142 The document is not, in terms, in the form of a variation of a deed or indeed as an agreement signed or otherwise adopted by the parties. Mr. Low refers to the document in his affidavit sworn 3 May 2005 (paragraph 50). He there merely states that he cannot recall how he received the document from the first defendant and confirms that there was no agreement between the parties dated 19 January 2000.
143 The only evidence from Ms. Lee is to be found in her affidavit sworn 25 September 2003. In paragraph 22 she states that in January 2002 she asked Mr. Tang for the balance of the loan. She merely states “following my request, a document dated 9 January 2002, a copy of which is annexed hereto and marked with the letter ‘D’, was prepared”. Ms. Lee does not provide any evidence of a discussion between the parties whereby there was an agreement to vary the terms of the Loan Deed, in particular to provide for a default interest rate of 18% per annum.
144 The document of 9 January 2002 is not a formal agreement by way of variation of the Loan Deed. I have earlier referred to issues with its terms whereby it purports to record conditions to which “the lender” has agreed. There is no agreement evidenced by the document or otherwise binding the plaintiff and first defendant.
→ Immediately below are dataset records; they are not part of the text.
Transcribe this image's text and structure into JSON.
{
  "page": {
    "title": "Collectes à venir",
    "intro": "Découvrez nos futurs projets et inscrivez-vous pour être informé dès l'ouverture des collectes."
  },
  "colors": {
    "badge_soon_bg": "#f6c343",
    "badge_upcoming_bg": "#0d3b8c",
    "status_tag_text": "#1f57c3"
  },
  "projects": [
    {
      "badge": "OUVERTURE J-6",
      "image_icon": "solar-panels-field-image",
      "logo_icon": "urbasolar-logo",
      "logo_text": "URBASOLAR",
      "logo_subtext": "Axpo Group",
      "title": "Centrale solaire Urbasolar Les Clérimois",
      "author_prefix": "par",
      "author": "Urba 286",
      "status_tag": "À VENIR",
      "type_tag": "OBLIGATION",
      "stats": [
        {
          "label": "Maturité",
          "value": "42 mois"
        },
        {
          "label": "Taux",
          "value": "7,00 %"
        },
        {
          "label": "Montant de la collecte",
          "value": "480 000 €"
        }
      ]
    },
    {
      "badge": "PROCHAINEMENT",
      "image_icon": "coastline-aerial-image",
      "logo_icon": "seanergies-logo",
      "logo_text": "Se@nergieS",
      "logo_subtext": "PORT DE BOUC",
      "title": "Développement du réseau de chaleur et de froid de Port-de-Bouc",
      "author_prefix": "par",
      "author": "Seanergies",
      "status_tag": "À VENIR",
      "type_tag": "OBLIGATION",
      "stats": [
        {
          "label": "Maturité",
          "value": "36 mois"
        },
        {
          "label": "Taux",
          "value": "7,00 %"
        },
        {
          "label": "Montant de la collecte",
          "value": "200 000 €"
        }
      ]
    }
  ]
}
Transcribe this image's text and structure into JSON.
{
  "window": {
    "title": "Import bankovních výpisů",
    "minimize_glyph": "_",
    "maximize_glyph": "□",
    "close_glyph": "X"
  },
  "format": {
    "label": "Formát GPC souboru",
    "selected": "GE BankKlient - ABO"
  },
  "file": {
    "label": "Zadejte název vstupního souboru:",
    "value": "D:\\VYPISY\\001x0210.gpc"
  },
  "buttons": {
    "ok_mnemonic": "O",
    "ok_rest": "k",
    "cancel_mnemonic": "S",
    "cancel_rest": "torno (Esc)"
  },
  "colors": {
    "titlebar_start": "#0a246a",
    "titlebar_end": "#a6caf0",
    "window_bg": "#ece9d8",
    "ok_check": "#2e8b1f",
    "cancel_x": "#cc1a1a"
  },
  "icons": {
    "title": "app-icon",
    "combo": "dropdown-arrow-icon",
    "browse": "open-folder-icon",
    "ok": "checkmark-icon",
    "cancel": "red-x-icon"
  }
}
Accordingly, I am of the view that the claim seeking an interest rate of 18% must fail.
145 A further matter raised in relation to the default rate, was whether or not, having regard to the prevailing Supreme Court rates, 18% would constitute a penalty. The interest rate prescribed by the Supreme Court Rules (Schedule J) operative as at 9 January 2002 was 10% per annum. Although I am inclined to consider that the rate of 18% per annum was so high as to arguably constitute a penalty, given the conclusion earlier stated as to the absence of any effectiveness in law of the acknowledgment document as a variation to the Loan Deed, this is not an issue, which I need determine.
146 A proper reading of clause 2(b) in the context of the Deed gives rise to the implication that the interest rate payable on any outstanding monies under the Deed would attract the interest rate of 9.75%.
147 I have on this basis calculated the interest outstanding on the principal amount of $142,387 from the period 23 December 2001 to 2 August 2005. The calculation is as follows:-
- Principal N = $142,387
- From 23 December 2001 to 2 August 2006 = 1,318 days
- $142,387 x 9.75% = $13,882.73 = $38.03 per day
- 38.03 x 1,318 = $50,123.54
- Principal and interest = $192,510.54
148 I will permit the parties to make submissions on the calculations. Subject thereto, I propose to enter a judgment in favour of the plaintiff in the sum of $192,510.54.
149 I will defer making any order for costs including costs of any proceedings by way of cross-claim until I have heard submissions from the parties.
150 I accordingly am of the view that the plaintiff is entitled to an order against the first defendant as borrower and an order that the second, third and fourth defendants are jointly and severally liable as guarantors in respect of the order to be made against the first defendant.